This article is part of the launch for Baseball Prospectus’ new hitting statistic, Deserved Runs Created, which you can learn much more about here.
We survived without computers. I know this, because I remember the day when my dad hooked up his brand-new Atari 400 computer to the back of our 12-inch Magnavox television, and the perfect blue of the memo pad lit up for the first time. I was born just on the edge of that transitional generation, of learning cursive and balancing checkbooks and just doing math all the time, constant manual arithmetic.
It still amazes me. We learned how to sail ships without computers. We learned how to do calculus. We built towers that didn’t fall down, most of the time. We engineered catapults to knock them down anyway. We built a robust system of philosophy called “utilitarianism,” founded on the principle that the good of an action is evaluated by summing the effects of that action, which is the kind of formula that would make the world’s mainframes crash. The whole foundation of statistics as a field is “here’s math you could easily do but would die of old age first.”
The fact of the matter is that there is too much math in the world to do. There are too many things changing, and too many things too small to notice, for us to handle. At some point, they become too much for the computers to handle as well, which is why we have chaos theory and undetectable earthquakes, but it’s not an even fight. At some point, we fall back on intuition, and given how under-equipped we are, we’re forced to bestow that intuition with some sort of supernatural superiority, the “gut feeling,” that we can’t prove because we can only intuit that our intuition is better.
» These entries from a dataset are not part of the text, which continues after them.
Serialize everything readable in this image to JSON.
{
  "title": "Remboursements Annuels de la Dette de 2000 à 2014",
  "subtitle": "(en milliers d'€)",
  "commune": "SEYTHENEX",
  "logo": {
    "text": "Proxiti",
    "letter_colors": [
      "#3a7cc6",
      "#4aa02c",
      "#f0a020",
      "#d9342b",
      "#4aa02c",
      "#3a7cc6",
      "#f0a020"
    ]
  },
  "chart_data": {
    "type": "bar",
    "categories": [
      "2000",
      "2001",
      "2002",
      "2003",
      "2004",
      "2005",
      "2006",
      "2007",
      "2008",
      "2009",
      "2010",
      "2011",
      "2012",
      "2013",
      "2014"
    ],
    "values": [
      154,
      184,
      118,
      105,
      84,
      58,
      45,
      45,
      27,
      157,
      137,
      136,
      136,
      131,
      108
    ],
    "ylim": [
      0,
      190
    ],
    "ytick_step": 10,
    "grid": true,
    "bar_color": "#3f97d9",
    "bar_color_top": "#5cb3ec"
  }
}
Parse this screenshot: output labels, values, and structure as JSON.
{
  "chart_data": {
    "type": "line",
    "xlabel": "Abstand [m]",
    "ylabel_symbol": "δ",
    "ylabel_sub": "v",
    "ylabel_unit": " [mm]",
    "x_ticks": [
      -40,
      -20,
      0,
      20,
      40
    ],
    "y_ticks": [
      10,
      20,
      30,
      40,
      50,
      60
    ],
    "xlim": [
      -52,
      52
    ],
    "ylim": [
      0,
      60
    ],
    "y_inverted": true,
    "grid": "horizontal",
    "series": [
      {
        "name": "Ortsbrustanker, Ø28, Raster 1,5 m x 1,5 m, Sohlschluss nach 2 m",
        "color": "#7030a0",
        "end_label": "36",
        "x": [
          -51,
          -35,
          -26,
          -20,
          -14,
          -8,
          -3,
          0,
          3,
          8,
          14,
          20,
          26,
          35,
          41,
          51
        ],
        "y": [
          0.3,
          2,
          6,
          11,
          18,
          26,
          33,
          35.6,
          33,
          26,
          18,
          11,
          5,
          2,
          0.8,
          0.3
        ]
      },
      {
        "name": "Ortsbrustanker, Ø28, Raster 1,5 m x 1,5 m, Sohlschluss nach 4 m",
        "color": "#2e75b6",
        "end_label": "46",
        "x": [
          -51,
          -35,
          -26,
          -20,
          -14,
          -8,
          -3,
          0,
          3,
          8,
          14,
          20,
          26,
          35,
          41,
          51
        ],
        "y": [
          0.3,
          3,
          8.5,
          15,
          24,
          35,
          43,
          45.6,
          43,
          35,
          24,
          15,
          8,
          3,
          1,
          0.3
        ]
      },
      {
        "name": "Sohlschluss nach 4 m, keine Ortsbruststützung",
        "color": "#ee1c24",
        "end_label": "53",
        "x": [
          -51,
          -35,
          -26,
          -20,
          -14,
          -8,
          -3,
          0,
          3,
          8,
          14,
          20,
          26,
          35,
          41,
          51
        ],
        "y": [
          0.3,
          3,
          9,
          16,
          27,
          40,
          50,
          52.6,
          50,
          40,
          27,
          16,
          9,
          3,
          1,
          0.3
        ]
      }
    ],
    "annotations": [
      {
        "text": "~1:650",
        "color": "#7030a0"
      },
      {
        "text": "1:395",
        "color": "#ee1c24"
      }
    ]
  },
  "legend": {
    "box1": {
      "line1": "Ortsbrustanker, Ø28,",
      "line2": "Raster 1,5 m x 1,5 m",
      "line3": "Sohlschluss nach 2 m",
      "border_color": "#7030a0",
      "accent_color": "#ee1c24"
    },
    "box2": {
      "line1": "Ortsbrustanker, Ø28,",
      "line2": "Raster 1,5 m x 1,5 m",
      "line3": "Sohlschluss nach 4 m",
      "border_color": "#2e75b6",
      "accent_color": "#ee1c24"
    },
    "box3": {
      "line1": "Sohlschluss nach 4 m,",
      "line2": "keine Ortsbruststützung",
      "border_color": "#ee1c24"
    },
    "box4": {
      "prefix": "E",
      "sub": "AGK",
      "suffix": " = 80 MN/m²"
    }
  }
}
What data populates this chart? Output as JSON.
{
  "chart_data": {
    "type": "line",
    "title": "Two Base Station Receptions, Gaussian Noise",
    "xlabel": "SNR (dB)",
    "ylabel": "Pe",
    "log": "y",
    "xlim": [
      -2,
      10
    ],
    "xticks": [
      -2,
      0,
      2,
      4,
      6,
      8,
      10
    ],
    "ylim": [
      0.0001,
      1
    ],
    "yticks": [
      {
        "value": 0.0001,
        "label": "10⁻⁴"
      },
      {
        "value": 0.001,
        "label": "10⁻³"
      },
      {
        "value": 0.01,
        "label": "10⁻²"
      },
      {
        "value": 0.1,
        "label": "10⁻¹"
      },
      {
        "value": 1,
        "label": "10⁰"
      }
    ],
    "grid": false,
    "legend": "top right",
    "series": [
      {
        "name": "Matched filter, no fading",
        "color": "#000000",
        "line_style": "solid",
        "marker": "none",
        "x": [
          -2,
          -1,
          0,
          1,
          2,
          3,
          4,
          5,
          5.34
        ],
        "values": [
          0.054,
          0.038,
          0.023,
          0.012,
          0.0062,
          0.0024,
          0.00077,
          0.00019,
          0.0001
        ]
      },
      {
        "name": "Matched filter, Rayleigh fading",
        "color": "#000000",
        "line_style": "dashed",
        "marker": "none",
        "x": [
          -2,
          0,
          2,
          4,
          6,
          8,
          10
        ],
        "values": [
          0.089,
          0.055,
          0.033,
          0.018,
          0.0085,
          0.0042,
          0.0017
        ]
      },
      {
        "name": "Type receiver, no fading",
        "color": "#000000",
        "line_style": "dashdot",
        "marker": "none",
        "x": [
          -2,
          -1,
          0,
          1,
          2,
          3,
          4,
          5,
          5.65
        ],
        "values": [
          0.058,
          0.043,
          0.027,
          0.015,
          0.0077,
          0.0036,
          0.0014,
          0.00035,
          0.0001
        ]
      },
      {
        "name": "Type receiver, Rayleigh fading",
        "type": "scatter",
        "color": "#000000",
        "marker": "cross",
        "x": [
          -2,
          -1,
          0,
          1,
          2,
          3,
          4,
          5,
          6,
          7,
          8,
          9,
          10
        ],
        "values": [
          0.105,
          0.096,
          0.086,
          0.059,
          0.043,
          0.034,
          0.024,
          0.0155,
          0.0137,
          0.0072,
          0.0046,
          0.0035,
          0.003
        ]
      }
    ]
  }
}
We’re all lousy at intuition, and wonderful at lying to ourselves about it. The honest truth is that computers are far better at intuition than we are, because in order to know what feels “off” you have to know what’s “on.” In order to do that you have to constantly reassess the average of everything, then re-rank your own experience against it.
Test your own, by comparing these three anonymous lines:
These all seem like pretty similar players, right? The second one a touch more batted-ball dependent, the third a little less strong, but all pretty good hitters. And you’d be right, about the latter. Not the former.
Here’s the breakdown:
Player A: 1991 Howard Johnson, 141 DRC+
Player B: 1996 Dean Palmer, 121 DRC+
Player C: 2018 Giancarlo Stanton, 114 DRC+
Baseball is fortunate to have escaped the seismic shifts of so many other sports, where the talents and performances of other eras are nearly unrecognizable. (And not just other sports: try to explain the greatness of the movie Duck Soup without adjusting for era.) But they’re still there, and they’re nearly impossible to account for manually, without having to resort to sweeping generalizations like “steroid era” or juiced-ball era” to throw out entire swathes of production.
This is all to say that we should celebrate the index stat, that simple 100-based scale with such a humble aim: just to give context. It’s hard to imagine how we lived without them for so long. Sabermetricians have always tried to make their stats look like other stats: True Average mapped to batting average, FIP molded to look like and compare to ERA. It’s easy to understand the motivation—these statistics carry an emotional value in them that is hard to resist, as with the .300 hitter and the 2.00 ERA—but even they fall prey to the same loss of scale as their unadjusted counterparts. If a .300 average means different things in different years, does that hold true for a .300 True Average?
Instead, 100 doesn’t say anything, except above average or below. And it does it instantly, for every season in every run environment for any statistic we want it to. We should have more index stats: K%+, so we can stop comparing Mike Clevinger’s career 9.46 K/9 to Nolan Ryan’s 9.55. HBP%+, so we can note that Ron Hunt was getting plunked when nobody else was getting plunked, as opposed to that imitator Brandon Guyer. Some might note how stale these references are and accuse league-adjustment as a backward-looking drive, and this is true. But we’re always looking backward, always comparing the new with the expectations already set. The index stat just forces us to be honest.
There’s always resistance to a new statistic, especially one so outwardly simple and so internally complex. We tend to stick with what we know, even in the case of formulas that are supposed to tell us what we know. But if your resistance is that it seems too complicated, too counterintuitive, too “black boxy,” I encourage you to consider why you feel that way. Because the real world is infinitely more complicated than baseball, where all the pitches go in one basic direction and the baserunners are only allowed to travel in four directions. Baseball statistics based on mixed methodology are almost impossibly intricate. So are skyscrapers and automobiles. That’s why we have computers—to take the guesswork out of them.